American Boomtown: The Costs and Benefits of Getting Rich in Williston, ND

by Malcolm Logan
Oil wells near Williston, North Dakota

In and around Williston 4,000 oil wells tap away at the ground every day. North Dakota is now the second largest oil producing state in the country.

Waiting for a cheeseburger at the McDonalds in Williston, North Dakota I noticed something I hadn’t seen for a long time. The manager was irritated with his staff, snapping at them, frustrated by their incompetence. My first thought was that the man was not equal to his position. But then I began to think differently when I saw a sign in the window that said: Due to the Employment Shortage, the Dining Room May be Closed. Please Use the Drive-Up Window.

It occurred to me then that Williston was indeed a different sort of place, which was why I had come here in the first place.  Williston is experiencing something few other American towns have experienced for a long time. Williston has far more jobs than it has people to fill them.

The manager’s frustration with his staff had a lot to do with the fact that most of his staff were newly trained, not because the restaurant was new, but because his previous staff had quit, moving on to better jobs at higher wages, forcing him to rehire, and this wasn’t the first time. This had happened again and again.

As it turns out, it’s almost impossible to keep staff at low paying jobs in Williston, resulting in a maddening cycle of training and retraining. Few workers remain long enough to master their duties. The ensuing lack of competence can drive a poor manager around the bend.

The Walmart in Williston finally caved and doubled the hourly wage from $8.50 to $17. Truck drivers and common laborers now make more than $70,000 a year in Williston. Oil field workers command six figures.  The unemployment rate in Williston has plunged to 1%.

Oil field worker pulling Bakken core

More than 7 billion barrels oil lie in the Bakken Formation. Extracting it has already made America a net exporter of oil.

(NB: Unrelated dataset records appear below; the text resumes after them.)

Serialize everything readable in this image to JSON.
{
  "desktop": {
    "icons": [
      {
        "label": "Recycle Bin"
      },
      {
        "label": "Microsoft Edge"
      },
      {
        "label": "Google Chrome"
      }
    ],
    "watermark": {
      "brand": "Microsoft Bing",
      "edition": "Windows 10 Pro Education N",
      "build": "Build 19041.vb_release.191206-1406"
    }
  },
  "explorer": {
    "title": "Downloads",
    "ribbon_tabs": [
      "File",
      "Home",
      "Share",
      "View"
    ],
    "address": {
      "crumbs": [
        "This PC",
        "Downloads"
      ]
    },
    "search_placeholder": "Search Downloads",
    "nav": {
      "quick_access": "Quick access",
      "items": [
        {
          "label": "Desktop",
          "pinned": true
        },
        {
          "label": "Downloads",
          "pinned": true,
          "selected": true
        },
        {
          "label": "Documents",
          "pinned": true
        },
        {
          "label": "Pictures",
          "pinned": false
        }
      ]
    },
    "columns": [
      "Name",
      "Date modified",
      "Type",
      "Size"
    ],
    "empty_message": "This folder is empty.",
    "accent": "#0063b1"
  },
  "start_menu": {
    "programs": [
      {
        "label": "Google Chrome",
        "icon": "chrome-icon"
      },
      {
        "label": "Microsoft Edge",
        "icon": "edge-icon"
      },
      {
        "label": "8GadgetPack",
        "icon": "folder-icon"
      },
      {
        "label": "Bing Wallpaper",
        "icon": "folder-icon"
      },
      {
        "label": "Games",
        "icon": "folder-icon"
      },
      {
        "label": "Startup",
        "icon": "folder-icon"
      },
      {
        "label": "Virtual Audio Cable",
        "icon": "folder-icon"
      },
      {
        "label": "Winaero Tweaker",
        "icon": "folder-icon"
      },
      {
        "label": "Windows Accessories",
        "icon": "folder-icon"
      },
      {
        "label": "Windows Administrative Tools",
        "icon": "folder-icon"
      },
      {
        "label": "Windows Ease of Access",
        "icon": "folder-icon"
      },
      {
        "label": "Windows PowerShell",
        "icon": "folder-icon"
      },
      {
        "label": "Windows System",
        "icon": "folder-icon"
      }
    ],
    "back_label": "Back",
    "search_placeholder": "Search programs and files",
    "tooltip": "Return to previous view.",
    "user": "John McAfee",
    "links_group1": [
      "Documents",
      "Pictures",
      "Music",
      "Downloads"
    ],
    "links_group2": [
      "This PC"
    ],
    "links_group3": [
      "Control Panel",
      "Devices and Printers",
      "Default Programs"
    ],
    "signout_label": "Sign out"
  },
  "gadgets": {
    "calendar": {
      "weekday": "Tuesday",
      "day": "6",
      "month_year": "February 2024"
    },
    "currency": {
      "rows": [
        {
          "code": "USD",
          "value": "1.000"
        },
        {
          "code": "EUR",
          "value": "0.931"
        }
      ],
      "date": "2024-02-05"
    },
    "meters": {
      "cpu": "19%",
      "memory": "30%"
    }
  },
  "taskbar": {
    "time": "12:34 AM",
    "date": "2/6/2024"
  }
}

Williston is booming, and it all has to do with a vast underground rock formation that contains more than 7 billion barrels of oil and 6.7 trillion cubic feet of natural gas, a formation called the Bakken Formation.

 

Kuwait on the Prairie

The Bakken Formation covers more than 200,000 square miles of Montana, Saskatchewan, Manitoba and North Dakota. Geologists have known of its existence since 1953 and understood its potential for energy production from the start. But the Bakken Formation was not effectively exploited until 2008 with the advent of the rock fracturing technology called fracking.

As a result North Dakota has now become the second largest energy producing state in the US, outstripping Alaska. In and around Williston 4,000 oil wells tap away at the ground every day, and more are on the way.  Former farmers, scratching out a living on the bleak North Dakota plains, have become overnight millionaires leasing their land to big energy companies. It is estimated that 12 new millionaires are made each week through leasing agreements.

Temporary VEC housing units in Williston, ND

Home sweet home? These VEC housing units are temporary residences for homeless workers drawing six figure salaries.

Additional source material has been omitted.